I think much of what we observe in regards to community reflects the local owner.
I will be curious to see what happens over the next few years with Chick-fil-A…
I recently went to a CFA on the NJ Turnpike. It did have a long line: we waited for something better. However, it was the worst CFA experience I’ve ever had, including a limited menu that did not have the Chicken Strips. But, I waited in line, knowing the kerfuffle with the Foundation, and the limited menu, because I believe even that lowly CFA would exceed what I might have experienced at Burger King in the stand next door.
Those stops on the turnpikes are almost uniformly bad. My best luck was going with the less popular places. Whether it was a result of being less harried or having more motivation, they seemed to do better.
That’s a good point to know about. IRS regulations require a good degree of separation between foundations and the corporation in cases like this. They can only own a certain minority share of the corporation’s stock. I don’t know what that percentage is, but there was a big deal about it around here back when a local foundation had to divest itself of a large amount of the shares of the founder’s corporation in order to comply with new IRS regs.
I suspect that at least part of the Obama bot’s role was to keep Obama’s IRS off their back.
I dunno. Foundations have a way of turning hard left, no matter the founding entrepreneur’s explicitly stated intentions.
A reform I would like to see would be that any non-profit Foundation be required to spend out all assets within, say, 50 years of its founding. And it wouldn’t be allowed to just roll them over into a new foundation. It would have to be a little more complicated than that, in cases where the foundation is endowed with appreciating assets such as shares in the corporation whose name it shares, but something needs to be done to end these tax advantages for the ruling class.
This is why conservatives are never gonna win the culture war. We’re always looking for excuses not to act.
Chick-fil-A’s brand is Christian — closed on Sundays, polite and efficient service the rest of the week. How is it okay if the Foundation is supporting blatantly anti-Christian (and harmful to humanity) causes so long as the corporation maintains its Christian facade? Because the IRS keeps them separate? Puhleaze.

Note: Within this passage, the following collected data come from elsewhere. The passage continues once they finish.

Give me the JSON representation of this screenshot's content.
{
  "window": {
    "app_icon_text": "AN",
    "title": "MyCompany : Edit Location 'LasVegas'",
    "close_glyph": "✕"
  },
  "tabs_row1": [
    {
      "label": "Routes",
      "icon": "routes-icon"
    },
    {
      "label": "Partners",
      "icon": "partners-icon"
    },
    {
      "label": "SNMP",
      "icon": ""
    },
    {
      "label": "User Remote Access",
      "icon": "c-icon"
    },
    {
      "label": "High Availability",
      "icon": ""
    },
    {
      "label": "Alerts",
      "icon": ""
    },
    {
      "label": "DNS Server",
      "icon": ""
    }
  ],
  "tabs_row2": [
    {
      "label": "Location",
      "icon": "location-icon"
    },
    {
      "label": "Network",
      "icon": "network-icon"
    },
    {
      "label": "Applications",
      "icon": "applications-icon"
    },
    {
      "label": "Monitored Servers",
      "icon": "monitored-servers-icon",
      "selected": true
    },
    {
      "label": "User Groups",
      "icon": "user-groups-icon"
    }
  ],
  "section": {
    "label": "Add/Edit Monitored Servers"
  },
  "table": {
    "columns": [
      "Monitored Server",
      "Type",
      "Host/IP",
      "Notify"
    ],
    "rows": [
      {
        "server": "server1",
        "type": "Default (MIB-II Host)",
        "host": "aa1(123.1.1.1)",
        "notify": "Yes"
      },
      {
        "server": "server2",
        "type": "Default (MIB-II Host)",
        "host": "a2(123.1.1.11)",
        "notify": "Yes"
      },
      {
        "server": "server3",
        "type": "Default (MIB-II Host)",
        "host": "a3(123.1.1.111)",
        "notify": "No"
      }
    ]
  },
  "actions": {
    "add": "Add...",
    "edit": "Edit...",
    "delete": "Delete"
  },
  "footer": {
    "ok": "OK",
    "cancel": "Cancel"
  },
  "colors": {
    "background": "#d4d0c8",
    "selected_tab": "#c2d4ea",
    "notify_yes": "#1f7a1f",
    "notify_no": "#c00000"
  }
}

Other fast food chains don’t cultivate a Christian brand and then abandon it when they want to open stores in progressive cities here and abroad.
“Well, yes, public education is destroying the country, but my kids have good teachers, so I won’t pull them out of our public schools.”
“It’s the foundation screwing over Christians, so sell me another chicken sandwich Mr. corporate Chick-fil-A!”
I dunno, I’m sick of being a member of the only non-threatening group in the battle for soul of America. Maybe I just need sleep. Yeah, that’s the ticket. It’ll all be better when I wake up tomorrow.
I might still go to Chick Fil A on occasion. But I used to make a special effort to go because they supported groups like the Salvation Army. That effort will no longer be made.